Synthesis note: The reviewed corpus converges on one practical finding: retrieval quality, not generation sophistication, is the primary determinant of RAG system reliability in production.

Cross-paper synthesis map for RAG showing retrieval pipeline, evaluation, and deployment as primary engineering controls — Figure 1. Citation-ready synthesis map: cross-paper synthesis with recurring themes and practical RAG pipeline guidance for production engineering teams [1] [2] [3] [4] [5] [6] [7].

B. Authoritative Baselines

ACM Computing Surveys, premier survey venue, home of Huang and Huang (2026)
ACM TOIS, top IR journal, home of Li et al. (2025)
SIGIR, premier IR conference, home of Cuconasu et al. (2024)
NIST AI Risk Management Framework, authoritative AI safety baseline
EU AI Act, regulatory framework relevant to RAG deployment in critical domains

C. Technical Term Definitions

Indexing pipeline: The offline process of ingesting documents, parsing content, chunking text, computing embeddings, and storing vectors in a searchable index for later retrieval.
Generation pipeline: The real-time process of receiving a user query, retrieving relevant documents, augmenting the prompt, and generating a response through a language model.
Hybrid retrieval: A retrieval strategy combining sparse (keyword-based) and dense (embedding-based) methods to achieve both lexical precision and semantic coverage.
Cross-encoder re-ranker: A model that jointly encodes a query-document pair to produce a relevance score, used as a post-retrieval filter to improve precision at the cost of additional latency.
Parameter-efficient fine-tuning (PEFT): A family of techniques (LoRA, QLoRA, Adapter-tuning) that adapt a pre-trained model to new tasks by updating only a small fraction of parameters, reducing compute and memory requirements.
RAG maturity model: A three-stage progression: Naïve RAG (basic retrieve-and-generate), Advanced RAG (query rewriting, re-ranking, iterative retrieval), and Modular RAG (composable pipeline with pluggable components).

D. Corpus Reviewed

Kimothi (2025), A Simple Guide to Retrieval Augmented Generation. Manning Publications.
Zhao et al. (2026), Retrieval-Augmented Generation for AI-Generated Content: A Survey. Data Science and Engineering.
Huang and Huang (2026), A Survey on Retrieval-Augmented Text Generation for Large Language Models. ACM Computing Surveys.
Cuconasu et al. (2024), The Power of Noise: Redefining Retrieval for RAG Systems. SIGIR ‘24.
Amugongo et al. (2025), Retrieval Augmented Generation for Large Language Models in Healthcare. PLOS Digital Health.
Li et al. (2025), From Matching to Generation: A Survey on Generative Information Retrieval. ACM TOIS.
Meng et al. (2025), Analysis of Text Generation System Design Combining RAG and Fine-tuning Strategy. IEEE SGAI 2025.
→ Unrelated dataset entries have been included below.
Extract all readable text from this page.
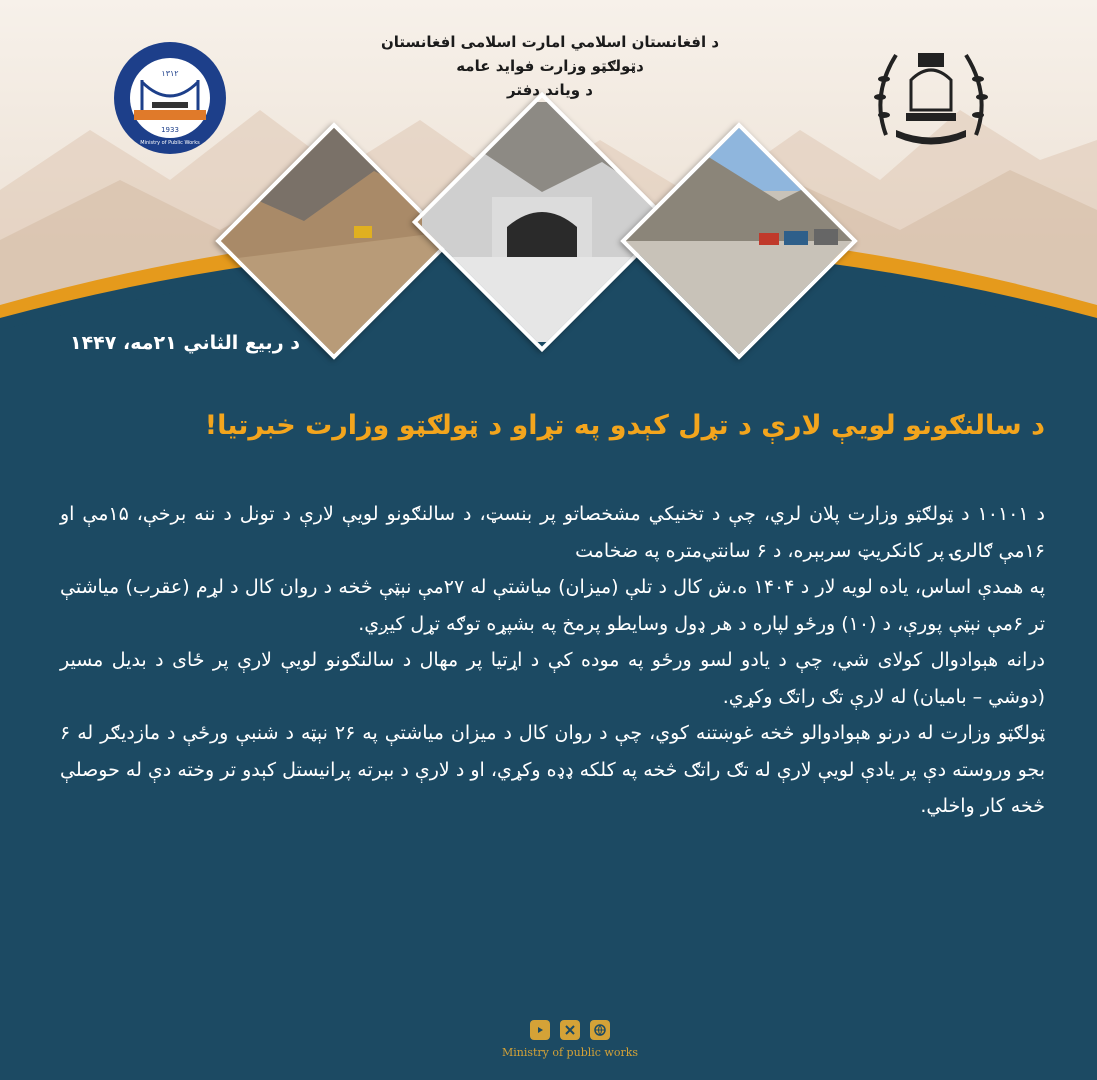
د افغانستان اسلامي امارت اسلامی افغانستان
دټولګټو وزارت فواید عامه
د ویاند دفتر
۱۳۱۲
1933
Ministry of Public Works
د ربیع الثاني ۲۱مه، ۱۴۴۷
د سالنګونو لويې لارې د تړل کېدو په تړاو د ټولګټو وزارت خبرتيا!

د ۱۰۱۰۱ د ټولګټو وزارت پلان لري، چې د تخنيکي مشخصاتو پر بنسټ، د سالنګونو لويې لارې د تونل د ننه برخې، ۱۵مې او ۱۶مې ګالرۍ پر کانکريټ سربېره، د ۶ سانتي‌متره په ضخامت

په همدې اساس، ياده لويه لار د ۱۴۰۴ ه.ش کال د تلې (ميزان) مياشتې له ۲۷مې نېټې څخه د روان کال د لړم (عقرب) مياشتې تر ۶مې نېټې پورې، د (۱۰) ورځو لپاره د هر ډول وسايطو پرمخ په بشپړه توګه تړل کيږي.

درانه هېوادوال کولای شي، چې د يادو لسو ورځو په موده کې د اړتيا پر مهال د سالنګونو لويې لارې پر ځای د بديل مسير (دوشي – باميان) له لارې تګ راتګ وکړي.

ټولګټو وزارت له درنو هېوادوالو څخه غوښتنه کوي، چې د روان کال د ميزان مياشتې په ۲۶ نېټه د شنبې ورځې د مازديګر له ۶ بجو وروسته دې پر يادې لويې لارې له تګ راتګ څخه په کلکه ډډه وکړي، او د لارې د بېرته پرانيستل کېدو تر وخته دې له حوصلې څخه کار واخلي.

Ministry of public works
E. Evidence Maturity Snapshot

Practitioner guide evidence: Kimothi (2025).
Comprehensive survey evidence: Zhao et al. (2026), Huang and Huang (2026), Li et al. (2025).
Empirical experimental evidence: Cuconasu et al. (2024).
Systematic review evidence: Amugongo et al. (2025).
Conference paper evidence: Meng et al. (2025).
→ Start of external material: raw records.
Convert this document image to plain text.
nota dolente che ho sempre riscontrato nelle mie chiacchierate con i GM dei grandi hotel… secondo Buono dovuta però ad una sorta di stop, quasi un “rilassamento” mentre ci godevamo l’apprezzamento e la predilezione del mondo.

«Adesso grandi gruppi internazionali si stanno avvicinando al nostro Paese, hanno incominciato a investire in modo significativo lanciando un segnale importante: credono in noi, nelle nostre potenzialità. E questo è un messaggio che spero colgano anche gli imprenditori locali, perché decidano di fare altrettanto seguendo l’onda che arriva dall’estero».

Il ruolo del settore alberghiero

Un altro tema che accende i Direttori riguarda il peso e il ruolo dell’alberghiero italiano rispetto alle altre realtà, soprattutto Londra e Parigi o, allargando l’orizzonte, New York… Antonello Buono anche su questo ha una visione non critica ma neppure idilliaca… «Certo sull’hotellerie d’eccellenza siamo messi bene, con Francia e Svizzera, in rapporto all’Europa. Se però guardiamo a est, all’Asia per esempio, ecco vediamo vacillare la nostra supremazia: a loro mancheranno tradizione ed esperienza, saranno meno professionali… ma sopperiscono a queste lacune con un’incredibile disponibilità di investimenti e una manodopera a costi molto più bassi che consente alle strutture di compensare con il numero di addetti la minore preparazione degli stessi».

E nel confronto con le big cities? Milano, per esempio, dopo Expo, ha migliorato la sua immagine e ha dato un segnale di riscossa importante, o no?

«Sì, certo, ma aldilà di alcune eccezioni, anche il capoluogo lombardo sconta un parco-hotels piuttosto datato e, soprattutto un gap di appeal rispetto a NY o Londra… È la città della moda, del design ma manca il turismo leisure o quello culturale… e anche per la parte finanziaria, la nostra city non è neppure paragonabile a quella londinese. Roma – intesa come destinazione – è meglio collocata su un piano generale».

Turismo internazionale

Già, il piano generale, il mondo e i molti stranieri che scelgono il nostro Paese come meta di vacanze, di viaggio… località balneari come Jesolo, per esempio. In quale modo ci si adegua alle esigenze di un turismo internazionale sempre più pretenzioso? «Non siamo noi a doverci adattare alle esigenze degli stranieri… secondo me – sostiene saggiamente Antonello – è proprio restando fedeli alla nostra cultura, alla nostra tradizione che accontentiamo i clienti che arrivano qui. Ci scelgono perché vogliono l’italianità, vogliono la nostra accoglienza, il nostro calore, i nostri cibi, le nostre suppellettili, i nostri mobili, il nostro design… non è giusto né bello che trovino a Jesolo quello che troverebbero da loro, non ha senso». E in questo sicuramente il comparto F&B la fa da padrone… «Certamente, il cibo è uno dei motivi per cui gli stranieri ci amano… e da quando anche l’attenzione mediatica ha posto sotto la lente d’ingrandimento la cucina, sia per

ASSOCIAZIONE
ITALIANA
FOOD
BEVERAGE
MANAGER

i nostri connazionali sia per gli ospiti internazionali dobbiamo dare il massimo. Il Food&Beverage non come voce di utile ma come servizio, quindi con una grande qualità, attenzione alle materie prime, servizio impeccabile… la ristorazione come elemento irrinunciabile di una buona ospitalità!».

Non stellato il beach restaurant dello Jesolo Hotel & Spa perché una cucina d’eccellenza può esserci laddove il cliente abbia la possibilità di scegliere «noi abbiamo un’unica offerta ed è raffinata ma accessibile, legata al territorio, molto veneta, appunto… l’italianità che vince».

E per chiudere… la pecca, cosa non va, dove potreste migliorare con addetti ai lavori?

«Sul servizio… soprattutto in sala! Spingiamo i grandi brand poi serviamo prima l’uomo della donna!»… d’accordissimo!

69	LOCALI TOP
F. Practical Translation Map

Two-pipeline architecture findings → indexing and generation pipeline team boundaries.
Four-phase IR taxonomy findings → pre-retrieval, retrieval, post-retrieval, generation component design.
Noise and distractor findings → post-retrieval filtering and context positioning rules.
Healthcare deployment gap findings → domain-specific safety gate requirements.
Fusion strategy findings → RAG + PEFT combined deployment pattern.
GenIR evolution findings → strategic monitoring of generative retrieval developments.